Blip on the screen

By Han Bingbin ( China Daily ) Updated: 2015-05-07 07:40:50

Blip on the screen

Detective Conan is one of the most popular Japanese animation series in China. [Photo/China Daily]

Many animation shows go offline in China after ban against unsuitable content is announced. Han Bingbin reports.

Fans of high-profile Japanese animation series Detective Conan and One Piece were relieved to learn that recent online rumors about the two productions being pulled off major Chinese video streaming websites weren't correct. But followers of other shows might not be as happy.

As many as 62 animated series, according to Tencent News, have either been or are likely to be removed from online channels following an order issued by China's Ministry of Culture in March. These productions contain scenes that the ministry believes "glamorize violence, salacity and terrorism activities" and "threaten social morals".

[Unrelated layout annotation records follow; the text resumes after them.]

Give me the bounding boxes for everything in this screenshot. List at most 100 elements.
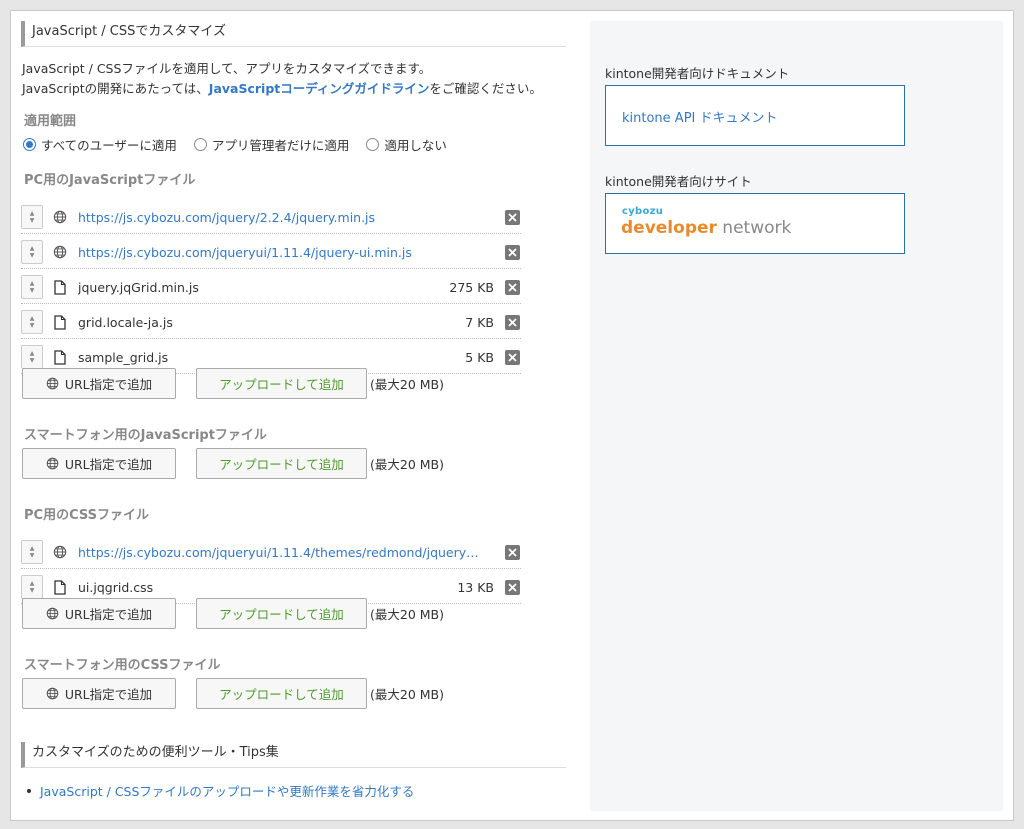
settings-column: JavaScript / CSSでカスタマイズ JavaScript / CSS… (11, 11, 581, 820)
reorder-handle[interactable]: ▲ ▼ (21, 345, 43, 369)
sp-css-add-buttons: URL指定で追加 アップロードして追加 (最大20 MB) (22, 678, 444, 709)
side-panel: kintone開発者向けドキュメント kintone API ドキュメント ki… (590, 21, 1003, 811)
reorder-handle[interactable]: ▲ ▼ (21, 575, 43, 599)
chevron-down-icon: ▼ (29, 552, 35, 559)
file-name: sample_grid.js (78, 349, 169, 365)
radio-all-users[interactable]: すべてのユーザーに適用 (23, 135, 177, 154)
api-doc-box[interactable]: kintone API ドキュメント (605, 85, 905, 146)
globe-icon (53, 210, 67, 224)
globe-icon (53, 545, 67, 559)
section-title-tips: カスタマイズのための便利ツール・Tips集 (21, 742, 566, 768)
url-type-icon (52, 544, 68, 560)
tips-list: JavaScript / CSSファイルのアップロードや更新作業を省力化する (27, 781, 414, 800)
description-text: をご確認ください。 (429, 81, 542, 96)
logo-network: network (716, 218, 792, 238)
radio-admins-only[interactable]: アプリ管理者だけに適用 (193, 135, 349, 154)
remove-file-button[interactable] (505, 314, 520, 330)
chevron-down-icon: ▼ (29, 322, 35, 329)
upload-button[interactable]: アップロードして追加 (196, 368, 367, 399)
pc-css-heading: PC用のCSSファイル (24, 508, 149, 523)
coding-guideline-link[interactable]: JavaScriptコーディングガイドライン (209, 81, 430, 96)
reorder-handle[interactable]: ▲ ▼ (21, 240, 43, 264)
radio-do-not-apply[interactable]: 適用しない (366, 135, 447, 154)
add-url-button[interactable]: URL指定で追加 (22, 598, 176, 629)
section-title-customize: JavaScript / CSSでカスタマイズ (21, 21, 566, 47)
file-url-link[interactable]: https://js.cybozu.com/jqueryui/1.11.4/jq… (78, 245, 494, 260)
api-doc-link[interactable]: kintone API ドキュメント (622, 107, 778, 126)
file-type-icon (52, 579, 68, 595)
cybozu-logo-text: cybozu (622, 206, 664, 217)
add-url-button[interactable]: URL指定で追加 (22, 368, 176, 399)
remove-file-button[interactable] (505, 279, 520, 295)
scope-radio-group: すべてのユーザーに適用 アプリ管理者だけに適用 適用しない (23, 135, 464, 154)
globe-icon (46, 377, 59, 390)
file-size: 13 KB (457, 579, 494, 595)
globe-icon (46, 687, 59, 700)
add-url-button[interactable]: URL指定で追加 (22, 678, 176, 709)
button-label: URL指定で追加 (64, 607, 153, 622)
pc-js-add-buttons: URL指定で追加 アップロードして追加 (最大20 MB) (22, 368, 444, 399)
remove-file-button[interactable] (505, 349, 520, 365)
close-icon (508, 212, 517, 222)
remove-file-button[interactable] (505, 579, 520, 595)
chevron-up-icon: ▲ (29, 210, 35, 217)
url-type-icon (52, 209, 68, 225)
max-size-note: (最大20 MB) (370, 377, 444, 392)
file-name: jquery.jqGrid.min.js (78, 279, 199, 295)
chevron-up-icon: ▲ (29, 315, 35, 322)
customize-panel: JavaScript / CSSでカスタマイズ JavaScript / CSS… (10, 10, 1014, 821)
file-url-link[interactable]: https://js.cybozu.com/jqueryui/1.11.4/th… (78, 545, 494, 560)
remove-file-button[interactable] (505, 544, 520, 560)
close-icon (508, 247, 517, 257)
doc-label: kintone開発者向けドキュメント (605, 66, 790, 81)
reorder-handle[interactable]: ▲ ▼ (21, 310, 43, 334)
chevron-up-icon: ▲ (29, 350, 35, 357)
developer-network-box[interactable]: cybozu developer network (605, 193, 905, 254)
button-label: URL指定で追加 (64, 457, 153, 472)
logo-developer: developer (621, 218, 717, 238)
reorder-handle[interactable]: ▲ ▼ (21, 540, 43, 564)
chevron-down-icon: ▼ (29, 587, 35, 594)
file-name: grid.locale-ja.js (78, 314, 173, 330)
file-row: ▲ ▼ https://js.cybozu.com/jquery/2.2.4/jqu… (21, 201, 521, 234)
file-url-link[interactable]: https://js.cybozu.com/jquery/2.2.4/jquer… (78, 210, 494, 225)
button-label: URL指定で追加 (64, 377, 153, 392)
close-icon (508, 282, 517, 292)
radio-label: 適用しない (384, 138, 447, 153)
chevron-down-icon: ▼ (29, 252, 35, 259)
globe-icon (53, 245, 67, 259)
close-icon (508, 352, 517, 362)
radio-button[interactable] (193, 138, 207, 151)
globe-icon (46, 607, 59, 620)
chevron-down-icon: ▼ (29, 287, 35, 294)
tips-link[interactable]: JavaScript / CSSファイルのアップロードや更新作業を省力化する (40, 781, 414, 800)
reorder-handle[interactable]: ▲ ▼ (21, 205, 43, 229)
file-row: ▲ ▼ https://js.cybozu.com/jqueryui/1.11.4/… (21, 236, 521, 269)
description-line-1: JavaScript / CSSファイルを適用して、アプリをカスタマイズできます… (22, 61, 432, 76)
remove-file-button[interactable] (505, 209, 520, 225)
globe-icon (46, 457, 59, 470)
radio-button[interactable] (366, 138, 380, 151)
radio-button[interactable] (23, 138, 36, 151)
remove-file-button[interactable] (505, 244, 520, 260)
developer-network-logo: developer network (621, 218, 791, 238)
file-row: ▲ ▼ jquery.jqGrid.min.js 275 KB (21, 271, 521, 304)
file-name: ui.jqgrid.css (78, 579, 154, 595)
file-icon (54, 349, 66, 365)
file-row: ▲ ▼ grid.locale-ja.js 7 KB (21, 306, 521, 339)
file-icon (54, 279, 66, 295)
sp-js-heading: スマートフォン用のJavaScriptファイル (24, 428, 267, 443)
description-line-2: JavaScriptの開発にあたっては、JavaScriptコーディングガイドラ… (22, 79, 542, 99)
chevron-up-icon: ▲ (29, 545, 35, 552)
add-url-button[interactable]: URL指定で追加 (22, 448, 176, 479)
upload-button[interactable]: アップロードして追加 (196, 678, 367, 709)
bullet (27, 788, 31, 793)
reorder-handle[interactable]: ▲ ▼ (21, 275, 43, 299)
file-size: 5 KB (465, 349, 494, 365)
upload-button[interactable]: アップロードして追加 (196, 598, 367, 629)
upload-button[interactable]: アップロードして追加 (196, 448, 367, 479)
description-text: JavaScriptの開発にあたっては、 (22, 81, 209, 96)
pc-js-heading: PC用のJavaScriptファイル (24, 173, 196, 188)
close-icon (508, 547, 517, 557)
scope-heading: 適用範囲 (24, 114, 77, 129)
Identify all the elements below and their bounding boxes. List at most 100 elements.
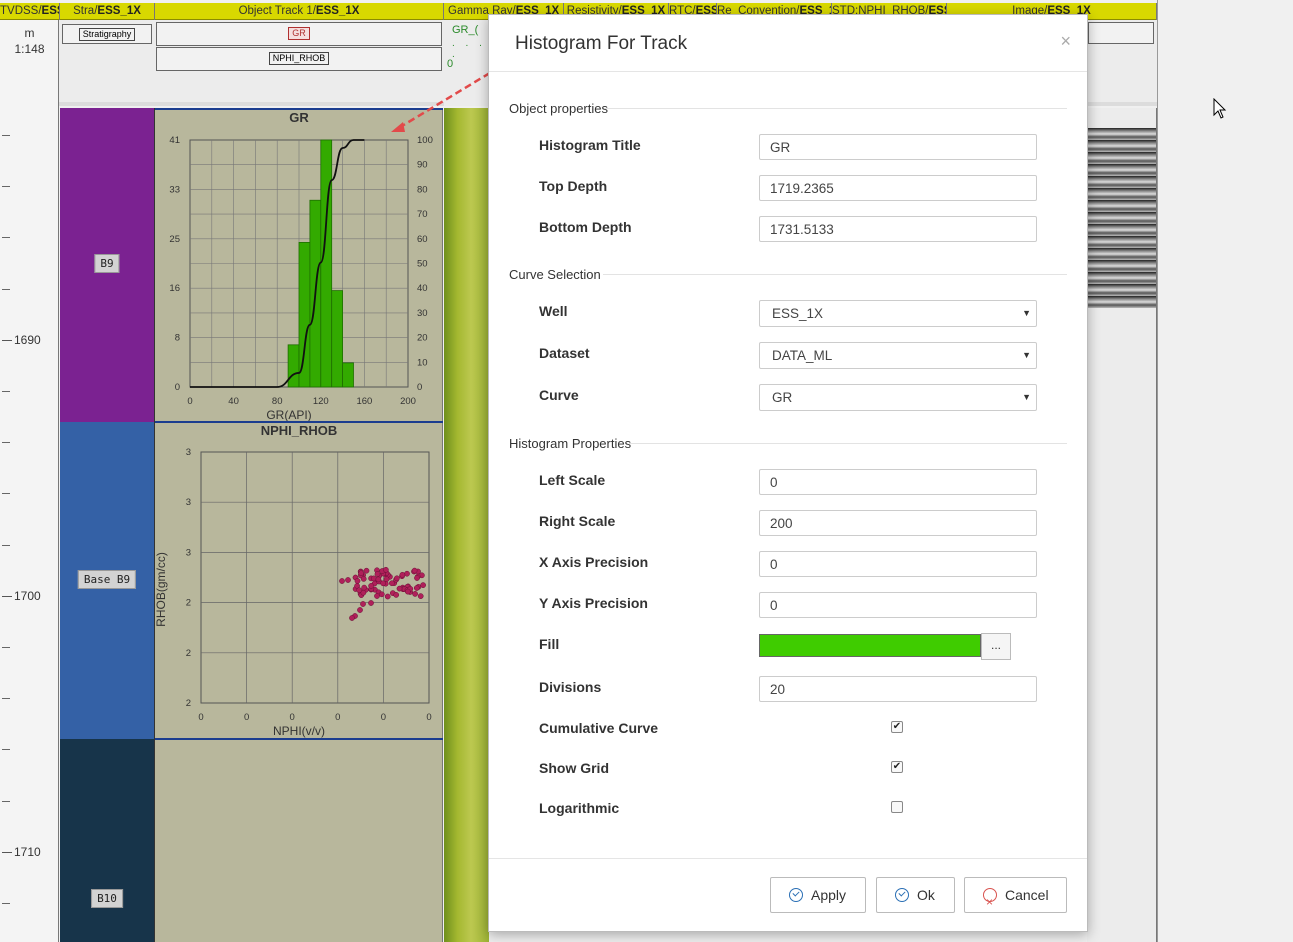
track-header-stratigraphy[interactable]: Stra/ESS_1X [60,3,155,20]
zone-b9[interactable]: B9 [60,108,155,422]
depth-tick [2,493,10,494]
chevron-down-icon: ▼ [1022,350,1031,360]
histogram-cumulative-tick-label: 30 [417,308,428,319]
depth-tick [2,391,10,392]
logarithmic-checkbox[interactable] [891,801,903,813]
mouse-cursor-icon [1213,98,1227,119]
object-legend-gr[interactable]: GR [156,22,442,46]
section-divider [603,274,1067,275]
cancel-button[interactable]: Cancel [964,877,1067,919]
right-scale-input[interactable] [759,510,1037,536]
section-curve-selection: Curve Selection [509,267,601,282]
image-legend[interactable] [1088,22,1154,44]
pointer-arrow-head [391,122,405,132]
crossplot-point [417,593,424,599]
curve-select[interactable]: GR ▼ [759,384,1037,411]
crossplot-point [399,571,406,578]
histogram-dialog: Histogram For Track × Object properties … [488,14,1088,932]
depth-track: m 1:148 [0,20,59,942]
y-axis-precision-label: Y Axis Precision [539,595,648,611]
fill-color-swatch[interactable] [759,634,981,657]
section-divider [629,443,1067,444]
section-divider [605,108,1067,109]
section-object-properties: Object properties [509,101,608,116]
histogram-title-label: Histogram Title [539,137,641,153]
crossplot-point [363,567,370,574]
histogram-bar [298,242,311,388]
panel-separator-bottom [155,738,443,740]
crossplot-point [383,576,390,582]
crossplot-y-axis-label: RHOB(gm/cc) [155,552,168,627]
crossplot-point [375,576,382,583]
zone-base-b9[interactable]: Base B9 [60,422,155,739]
close-icon[interactable]: × [1060,31,1071,52]
crossplot-point [374,571,381,577]
histogram-y-tick-label: 33 [169,184,180,195]
bottom-depth-label: Bottom Depth [539,219,632,235]
well-select[interactable]: ESS_1X ▼ [759,300,1037,327]
crossplot-point [378,591,385,598]
dataset-select[interactable]: DATA_ML ▼ [759,342,1037,369]
track-header-object-track[interactable]: Object Track 1/ESS_1X [155,3,444,20]
crossplot-point [356,587,363,594]
track-header-tvdss[interactable]: TVDSS/ESS [0,3,60,20]
histogram-bar [287,344,300,388]
cumulative-curve-checkbox[interactable]: ✔ [891,721,903,733]
section-label: Curve Selection [509,267,601,282]
crossplot-title: NPHI_RHOB [260,423,338,438]
crossplot-point [368,600,374,606]
y-axis-precision-input[interactable] [759,592,1037,618]
histogram-cumulative-tick-label: 70 [417,209,428,220]
log-viewer-screen: TVDSS/ESS Stra/ESS_1X Object Track 1/ESS… [0,0,1293,942]
logarithmic-label: Logarithmic [539,800,620,816]
apply-button[interactable]: Apply [770,877,866,913]
well-label: Well [539,303,568,319]
depth-marker-1690 [2,340,12,341]
zone-label-b9: B9 [94,254,120,273]
left-scale-input[interactable] [759,469,1037,495]
object-chip-gr: GR [288,27,310,40]
depth-tick [2,135,10,136]
crossplot-y-tick-label: 2 [186,698,191,709]
fill-color-picker-button[interactable]: ... [981,633,1011,660]
crossplot-y-tick-label: 3 [186,497,191,508]
crossplot-point [404,588,411,595]
histogram-y-tick-label: 25 [169,234,180,245]
histogram-x-tick-label: 40 [228,396,239,407]
zone-b10[interactable]: B10 [60,739,155,942]
crossplot-x-axis-label: NPHI(v/v) [273,724,325,738]
histogram-x-tick-label: 80 [272,396,283,407]
crossplot-point [358,570,364,577]
histogram-x-tick-label: 200 [400,396,416,407]
crossplot-x-tick-label: 0 [290,712,295,723]
well-select-value: ESS_1X [772,306,824,321]
gamma-ray-track[interactable] [444,108,489,942]
dialog-header-divider [489,71,1087,72]
histogram-x-tick-label: 120 [313,396,329,407]
object-chip-nphi-rhob: NPHI_RHOB [268,52,330,65]
depth-tick [2,442,10,443]
bottom-depth-input[interactable] [759,216,1037,242]
right-scale-label: Right Scale [539,513,616,529]
crossplot-point [414,575,420,581]
top-depth-label: Top Depth [539,178,608,194]
dataset-select-value: DATA_ML [772,348,833,363]
histogram-y-tick-label: 16 [169,283,180,294]
x-axis-precision-input[interactable] [759,551,1037,577]
histogram-title-input[interactable] [759,134,1037,160]
divisions-input[interactable] [759,676,1037,702]
show-grid-checkbox[interactable]: ✔ [891,761,903,773]
crossplot-x-tick-label: 0 [381,712,386,723]
crossplot-chart[interactable]: 0 0 0 0 0 0222333NPHI(v/v)RHOB(gm/cc) [155,438,443,738]
curve-label: Curve [539,387,579,403]
stratigraphy-legend[interactable]: Stratigraphy [62,24,152,44]
section-histogram-properties: Histogram Properties [509,436,631,451]
ok-button[interactable]: Ok [876,877,955,913]
histogram-chart[interactable]: 0 40 80 120 160 20008162533410102030405060708… [155,126,443,422]
crossplot-point [394,575,400,582]
ok-button-label: Ok [917,887,935,903]
top-depth-input[interactable] [759,175,1037,201]
crossplot-point [374,593,380,599]
depth-tick [2,647,10,648]
crossplot-point [404,570,410,577]
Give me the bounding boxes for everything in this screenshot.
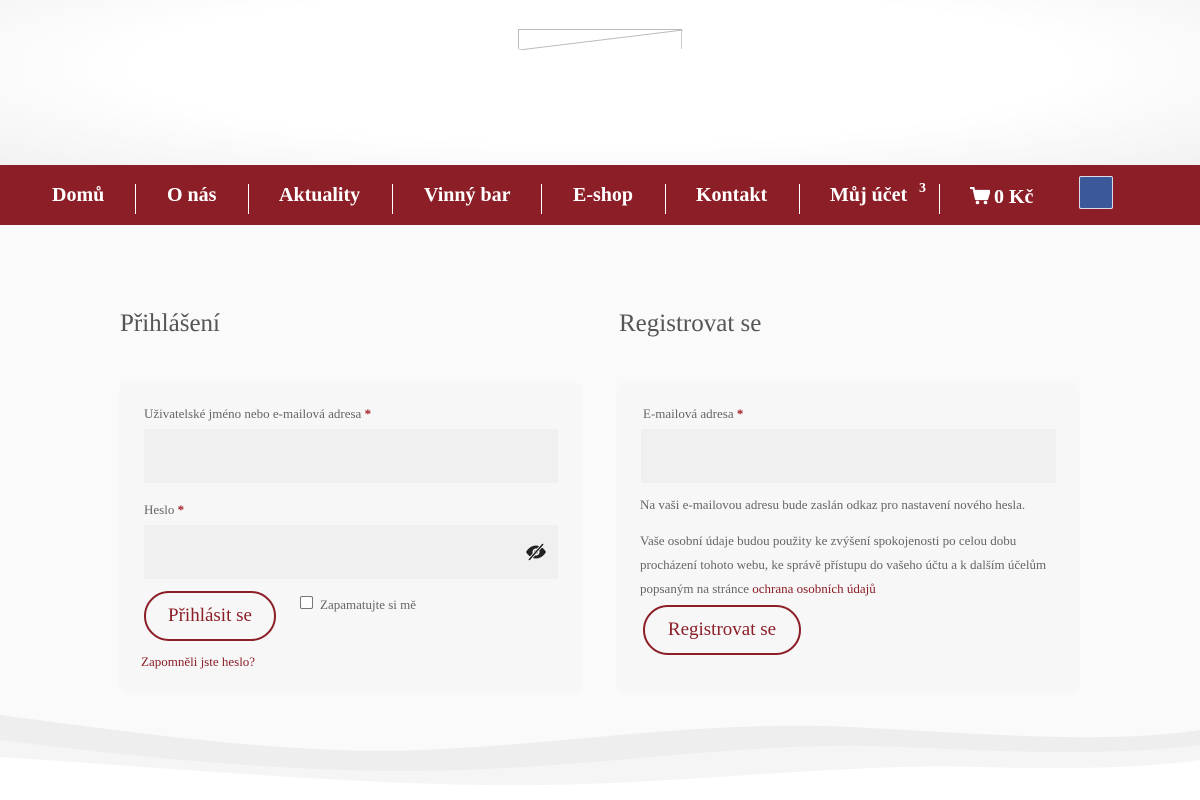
privacy-policy-link[interactable]: ochrana osobních údajů — [752, 581, 875, 596]
broken-image-icon — [519, 30, 683, 50]
nav-item-my-account[interactable]: Můj účet — [830, 183, 907, 207]
nav-item-about[interactable]: O nás — [167, 183, 216, 207]
login-title: Přihlášení — [120, 310, 220, 337]
logo-image[interactable] — [518, 29, 683, 50]
account-count-badge: 3 — [919, 181, 926, 196]
username-input[interactable] — [144, 429, 558, 483]
username-label: Uživatelské jméno nebo e-mailová adresa … — [144, 406, 371, 422]
facebook-button[interactable] — [1079, 176, 1113, 209]
register-title: Registrovat se — [619, 310, 762, 337]
eye-slash-icon — [526, 542, 546, 562]
remember-me-label: Zapamatujte si mě — [320, 597, 417, 612]
nav-separator — [665, 184, 666, 214]
email-label-text: E-mailová adresa — [643, 406, 734, 421]
nav-item-wine-bar[interactable]: Vinný bar — [424, 183, 511, 207]
required-mark: * — [736, 406, 744, 421]
nav-item-eshop[interactable]: E-shop — [573, 183, 633, 207]
email-label: E-mailová adresa * — [643, 406, 743, 422]
nav-item-home[interactable]: Domů — [52, 183, 104, 207]
nav-separator — [541, 184, 542, 214]
cart-link[interactable]: 0 Kč — [970, 186, 1033, 208]
password-link-info: Na vaši e-mailovou adresu bude zaslán od… — [640, 497, 1026, 512]
nav-item-news[interactable]: Aktuality — [279, 183, 360, 207]
nav-separator — [135, 184, 136, 214]
nav-separator — [799, 184, 800, 214]
register-button[interactable]: Registrovat se — [643, 605, 801, 655]
nav-separator — [248, 184, 249, 214]
cart-total: 0 Kč — [994, 186, 1034, 208]
login-button[interactable]: Přihlásit se — [144, 591, 276, 641]
email-input[interactable] — [641, 429, 1056, 483]
required-mark: * — [364, 406, 372, 421]
nav-separator — [939, 184, 940, 214]
password-label-text: Heslo — [144, 502, 175, 517]
password-input[interactable] — [144, 525, 558, 579]
footer-wave-decoration — [0, 715, 1200, 800]
toggle-password-button[interactable] — [525, 542, 547, 566]
required-mark: * — [177, 502, 185, 517]
nav-item-contact[interactable]: Kontakt — [696, 183, 767, 207]
cart-icon — [970, 186, 991, 205]
site-header — [0, 0, 1200, 165]
password-label: Heslo * — [144, 502, 184, 518]
username-label-text: Uživatelské jméno nebo e-mailová adresa — [144, 406, 362, 421]
nav-separator — [392, 184, 393, 214]
privacy-notice: Vaše osobní údaje budou použity ke zvýše… — [640, 529, 1065, 601]
forgot-password-link[interactable]: Zapomněli jste heslo? — [141, 654, 255, 670]
remember-me-checkbox[interactable] — [300, 596, 313, 609]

Some 19 video websites, including Tudou, Youku and iQiyi, have been asked to remove identified series. was named in the ministry's official statement as a platform that had streamed a dozen such productions with more than 1 million views.

The ministry didn't reveal a full list of targeted productions. But three Japanese animated series, including Blood-C and High School of the Dead, were mentioned as negative examples in its statement. The former was named for featuring many bloody scenes, while the latter was criticized for "touching upon pornography".

Some fans dramatized the development by calling it a crisis for Japanese animation shows in China, but the move "clearly doesn't specifically target Japanese productions", says analyst Du Zezhuang of media consultancy Ze Media.

"We have to admit that inappropriate content such as violence exists in animated productions both at home and abroad."